In the initial letter the NLC’s lawyers stated that the NLC was “considering” laying criminal charges. But in a follow-up letter, the lawyers said the NLC “intends” to lay criminal charges against Joseph and GroundUp for the contravention of Regulation 8 of the Lotteries Act.
The NLC contends that this regulation prohibits revealing grant application details and grants awarded.
Leaked documents were used
GroundUp understands Regulation 8 of the act to apply only to “distributing agencies” appointed by Trade and Industry Minister Ebrahim Patel, and not to itself or Joseph, who are not distributing agents.
GroundUp wrote that leaked documents were used in some of the stories the NLC wants taken down, reporting was also based on interviews with sources, on-the-ground reporting, leaked bank statements and publicly-available information.
This included the NLC’s annual reports published on its website. It said other information about funded organisations was supplied by the Department of Social Development and records on the Companies and Intellectual Property Commission database.
One of the articles it wants removed is a report on a decision to cut funding to the Society for the Prevention of Cruelty to Animals, as the NLC shifts more focus to poverty relief.
Another of the stories regarded a boxing promoter with no construction experience granted R28.3m for a school construction project in Vuwani, where parts of the new school had to be cordoned off due to structural problems.
Sections of walls in front of some new classrooms at Vhafamadi High School have had to be propped up because of structural problems. (Raymond Joseph/GroundUp)
There were also questions raised about part of a grant for a drug rehabilitation facility that appears to have been sent to two Ocean Basket franchises instead.

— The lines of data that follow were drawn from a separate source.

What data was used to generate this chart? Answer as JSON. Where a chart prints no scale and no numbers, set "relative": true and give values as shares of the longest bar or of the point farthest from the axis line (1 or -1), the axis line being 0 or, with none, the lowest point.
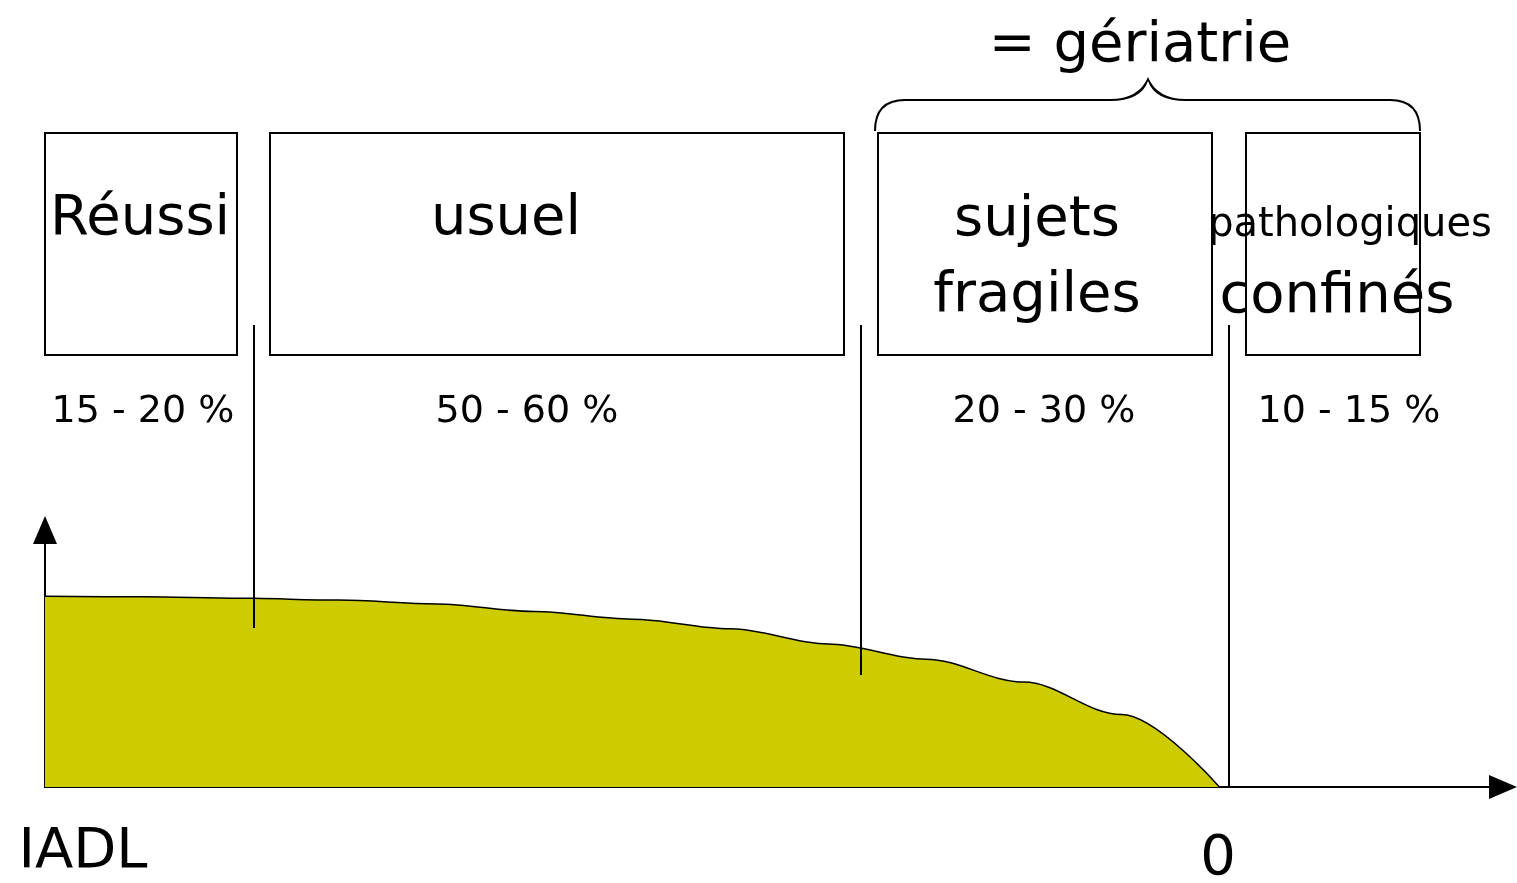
{
  "chart_data": {
    "type": "area",
    "relative": true,
    "color": "#cccc00",
    "categories": [
      null,
      null,
      null,
      null,
      null,
      null,
      null,
      null,
      null,
      null,
      null,
      null,
      null,
      null,
      null,
      null
    ],
    "values": [
      1.0,
      0.997,
      0.99,
      0.98,
      0.96,
      0.92,
      0.88,
      0.83,
      0.75,
      0.67,
      0.55,
      0.38,
      0,
      null,
      null,
      null
    ],
    "grid": false,
    "annotations": [
      "= gériatrie",
      "Réussi",
      "usuel",
      "sujets fragiles",
      "pathologiques",
      "confinés",
      "15 - 20 %",
      "50 - 60 %",
      "20 - 30 %",
      "10 - 15 %",
      "IADL",
      "0"
    ]
  }
}
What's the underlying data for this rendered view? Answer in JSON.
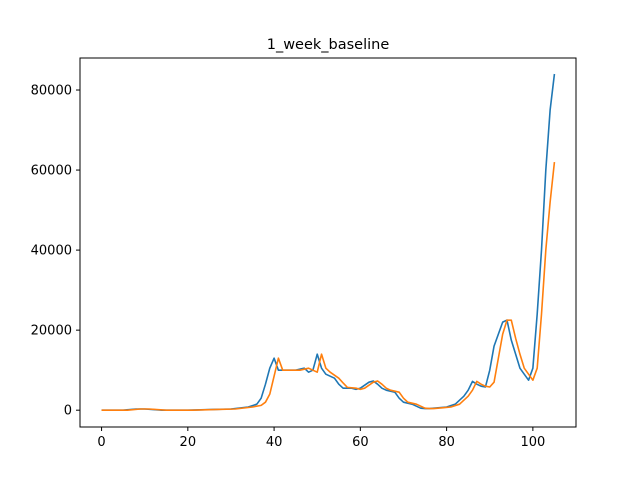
{
  "chart_data": {
    "type": "line",
    "title": "1_week_baseline",
    "xlabel": "",
    "ylabel": "",
    "xlim": [
      -5,
      110
    ],
    "ylim": [
      -4200,
      88000
    ],
    "xticks": [
      0,
      20,
      40,
      60,
      80,
      100
    ],
    "yticks": [
      0,
      20000,
      40000,
      60000,
      80000
    ],
    "grid": false,
    "series": [
      {
        "color": "#1f77b4",
        "x": [
          0,
          5,
          8,
          10,
          14,
          20,
          26,
          30,
          34,
          36,
          37,
          38,
          39,
          40,
          41,
          43,
          45,
          47,
          48,
          49,
          50,
          51,
          52,
          54,
          55,
          56,
          58,
          59,
          60,
          62,
          63,
          64,
          65,
          66,
          68,
          69,
          70,
          72,
          74,
          75,
          76,
          78,
          80,
          82,
          84,
          85,
          86,
          87,
          88,
          89,
          90,
          91,
          92,
          93,
          94,
          95,
          96,
          97,
          98,
          99,
          100,
          101,
          102,
          103,
          104,
          105
        ],
        "y": [
          0,
          0,
          300,
          300,
          0,
          0,
          200,
          300,
          800,
          1500,
          3000,
          6500,
          10500,
          13000,
          10000,
          10000,
          10000,
          10500,
          9500,
          10000,
          14000,
          10500,
          9000,
          8000,
          6500,
          5500,
          5500,
          5200,
          5500,
          7000,
          7300,
          6500,
          5500,
          5000,
          4500,
          3000,
          2000,
          1500,
          500,
          400,
          400,
          600,
          800,
          1500,
          3500,
          5000,
          7200,
          6500,
          6000,
          5800,
          10000,
          16000,
          19000,
          22000,
          22500,
          17500,
          14000,
          10500,
          9000,
          7500,
          10500,
          24000,
          40000,
          60000,
          75000,
          84000
        ]
      },
      {
        "color": "#ff7f0e",
        "x": [
          0,
          6,
          9,
          11,
          15,
          21,
          27,
          31,
          35,
          37,
          38,
          39,
          40,
          41,
          42,
          44,
          46,
          48,
          49,
          50,
          51,
          52,
          53,
          55,
          56,
          57,
          59,
          60,
          61,
          63,
          64,
          65,
          66,
          67,
          69,
          70,
          71,
          73,
          75,
          76,
          77,
          79,
          81,
          83,
          85,
          86,
          87,
          88,
          89,
          90,
          91,
          92,
          93,
          94,
          95,
          96,
          97,
          98,
          99,
          100,
          101,
          102,
          103,
          104,
          105
        ],
        "y": [
          0,
          0,
          300,
          300,
          0,
          0,
          200,
          300,
          800,
          1200,
          2000,
          4000,
          8500,
          13000,
          10000,
          10000,
          10000,
          10500,
          10000,
          9500,
          14000,
          10500,
          9500,
          8000,
          6800,
          5700,
          5500,
          5200,
          5500,
          7000,
          7300,
          6500,
          5500,
          5000,
          4500,
          3000,
          2000,
          1500,
          500,
          400,
          400,
          600,
          800,
          1500,
          3500,
          5000,
          7200,
          6500,
          6000,
          5800,
          7000,
          13000,
          19000,
          22500,
          22500,
          18000,
          14000,
          10500,
          9000,
          7500,
          10500,
          24000,
          40000,
          52000,
          62000
        ]
      }
    ]
  }
}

The NLC said it is investigating that matter.
In an open letter to Joseph and GroundUp published on its website, the NLC’s board of directors stated that the information in the reports is based on incorrect information obtained in contravention of Regulation 8.
“We, as the Board of the NLC, refute the serious allegations made on the Commission’s internal controls and grant funding processes,” the directors stated.
The board invited anybody to come forward with information of fraud and corruption.
It said it would also appoint an independent audit firm to receive documents and information regarding “tainted” grant funding.
On Monday, the NLC announced it had appointed audit firm SekelaXabiso to institute an independent investigation into allegations of improper use of funds intended for good causes.
“This follows an open invitation by the Board, made to journalists and the public at large, to bring forward evidence of recent claims made in the media,” the NLC said in a statement.
SekelaXabiso will receive information, documentation and any other evidence directly at: Hotline: 0860 123 772; Postbox: NLC Fraud Hotline, P O Box 78, Bramley, 2090; or email: firstname.lastname@example.org.
This is in addition to the NLC’s existing hotline.